News Briefs Archive

New Study: The Most Commonly Exposed Information in Health-Care Data Breaches

Oct. 2, 2019

Researchers from Michigan State University and Johns Hopkins University have conducted a study of health-care data breaches over the past 10 years to examine the types of information that are most commonly exposed in health-care data breaches, according to HIPAA Journal.

The study, published in the journal Annals of Internal Medicine on September 23, 2019, confirms that the health information of approximately 169 million Americans was exposed, compromised, or impermissibly disclosed in 1,461 data breaches at 1,388 entities between October 2009 and July 2019. Those breaches each impacted 500 or more individuals and were reportable incidents under HIPAA and the HITECH Act.

For the study, the researchers categorized health-care data into three main groups: Demographic information (Names, email addresses, personal identifiers etc.); service and financial information (Payments, payment dates, billing amounts etc.); and Medical information (Diagnosis, treatments, medications, etc.)

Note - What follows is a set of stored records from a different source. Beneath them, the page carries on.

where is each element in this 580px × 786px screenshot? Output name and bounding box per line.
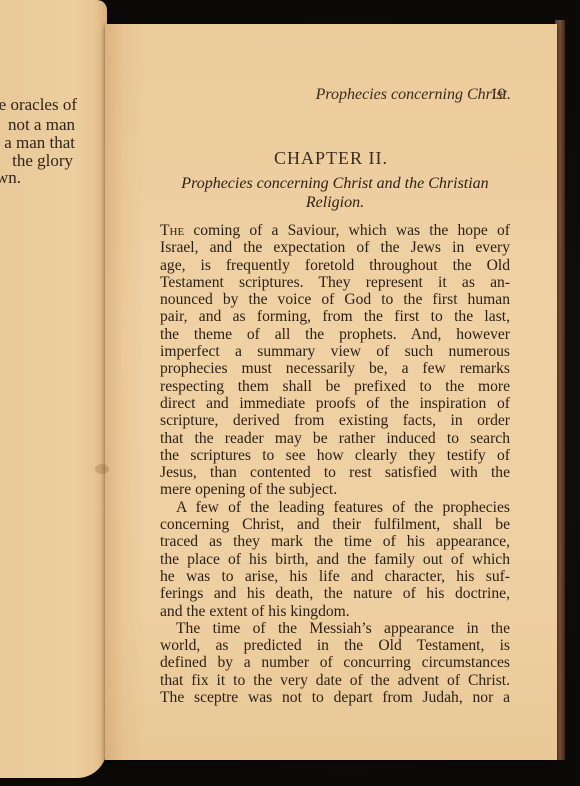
text-line: the place of his birth, and the family o… (160, 551, 510, 568)
text-line: traced as they mark the time of his appe… (160, 533, 510, 550)
text-line: prophecies must necessarily be, a few re… (160, 360, 510, 377)
text-line: imperfect a summary view of such numerou… (160, 343, 510, 360)
text-line: and the extent of his kingdom. (160, 603, 510, 620)
right-page: Prophecies concerning Christ. 19 CHAPTER… (105, 24, 557, 760)
body-text: The coming of a Saviour, which was the h… (160, 222, 510, 706)
text-line: that the reader may be rather induced to… (160, 430, 510, 447)
left-page-text-fragment: e oracles of (0, 95, 77, 114)
text-line: A few of the leading features of the pro… (160, 499, 510, 516)
chapter-subtitle: Prophecies concerning Christ and the Chr… (160, 174, 510, 212)
text-line: ferings and his death, the nature of his… (160, 585, 510, 602)
text-line: that fix it to the very date of the adve… (160, 672, 510, 689)
text-line: the scriptures to see how clearly they t… (160, 447, 510, 464)
chapter-subtitle-line: Religion. (160, 193, 510, 212)
text-line: concerning Christ, and their fulfilment,… (160, 516, 510, 533)
lead-word: The (160, 222, 184, 239)
text-line: The coming of a Saviour, which was the h… (160, 222, 510, 239)
running-head: Prophecies concerning Christ. (231, 86, 511, 104)
text-line: Jesus, than contented to rest satisfied … (160, 464, 510, 481)
text-line: the theme of all the prophets. And, howe… (160, 326, 510, 343)
text-line: age, is frequently foretold throughout t… (160, 257, 510, 274)
text-line: respecting them shall be prefixed to the… (160, 378, 510, 395)
left-page-text-fragment: the glory (12, 151, 73, 170)
paper-stain (95, 464, 109, 474)
text-line: Testament scriptures. They represent it … (160, 274, 510, 291)
chapter-title: CHAPTER II. (105, 148, 557, 169)
text-line: scripture, derived from existing facts, … (160, 412, 510, 429)
text-line: he was to arise, his life and character,… (160, 568, 510, 585)
text-line: world, as predicted in the Old Testament… (160, 637, 510, 654)
page-number: 19 (490, 86, 506, 104)
text-line: defined by a number of concurring circum… (160, 654, 510, 671)
text-line: mere opening of the subject. (160, 481, 510, 498)
chapter-subtitle-line: Prophecies concerning Christ and the Chr… (160, 174, 510, 193)
left-page-text-fragment: wn. (0, 168, 21, 187)
text-line: pair, and as forming, from the first to … (160, 308, 510, 325)
text-line: The sceptre was not to depart from Judah… (160, 689, 510, 706)
text-line: Israel, and the expectation of the Jews … (160, 239, 510, 256)
text-line: The time of the Messiah’s appearance in … (160, 620, 510, 637)
left-page-text-fragment: a man that (4, 133, 75, 152)
text-line: nounced by the voice of God to the first… (160, 291, 510, 308)
left-page: e oracles of not a man a man that the gl… (0, 0, 107, 778)
text-line: direct and immediate proofs of the inspi… (160, 395, 510, 412)
left-page-text-fragment: not a man (8, 115, 75, 134)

Social Security numbers, drivers license numbers, payment card information, bank account information, insurance information, and birth dates added to a subcategory of sensitive demographic information. This information could be used by criminals for identity theft, medical identity theft, tax and financial fraud.

A subcategory of medical information was also used for particularly sensitive health data such as substance abuse records, HIV status, sexually transmitted diseases, mental health information and cancer diagnoses, due to the potential implications for patients should that information be exposed or compromised.

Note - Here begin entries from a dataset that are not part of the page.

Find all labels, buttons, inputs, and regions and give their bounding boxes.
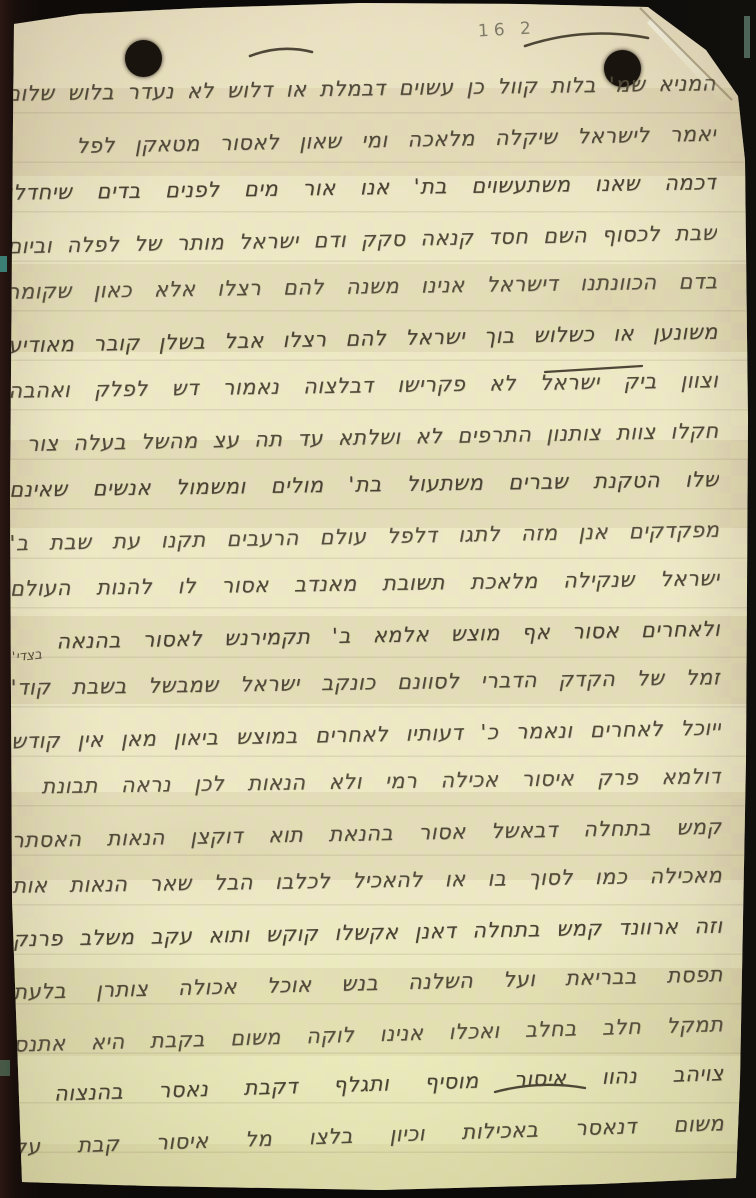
edge-vignette xyxy=(0,0,756,1198)
manuscript-page: 16 2 המניא שמ' בלות קוול כן עשוים דבמלת … xyxy=(0,0,756,1198)
scan-color-fringe xyxy=(0,1060,10,1076)
scan-color-fringe xyxy=(0,256,7,272)
scan-color-fringe xyxy=(744,16,750,58)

Key findings of the study include:

• 71 percent of breaches involved either sensitive demographic information or sensitive financial information, which placed 159 million individuals at risk of identity theft or financial fraud.

• 66 percent of breaches involved sensitive demographic information such as Social Security numbers.

• 65 percent of the breaches exposed general medical or clinical information.

• 35 percent of breaches compromised service or financial information.

• 16 percent of breaches only exposed medical or clinical information without exposing sensitive demographic or financial information.

• 76 percent of breaches included sensitive service and financial information such as credit card numbers – Those breaches affected 49 million individuals.

• 2 percent of breaches compromised sensitive health information – Those breaches affected 2.4 million individuals.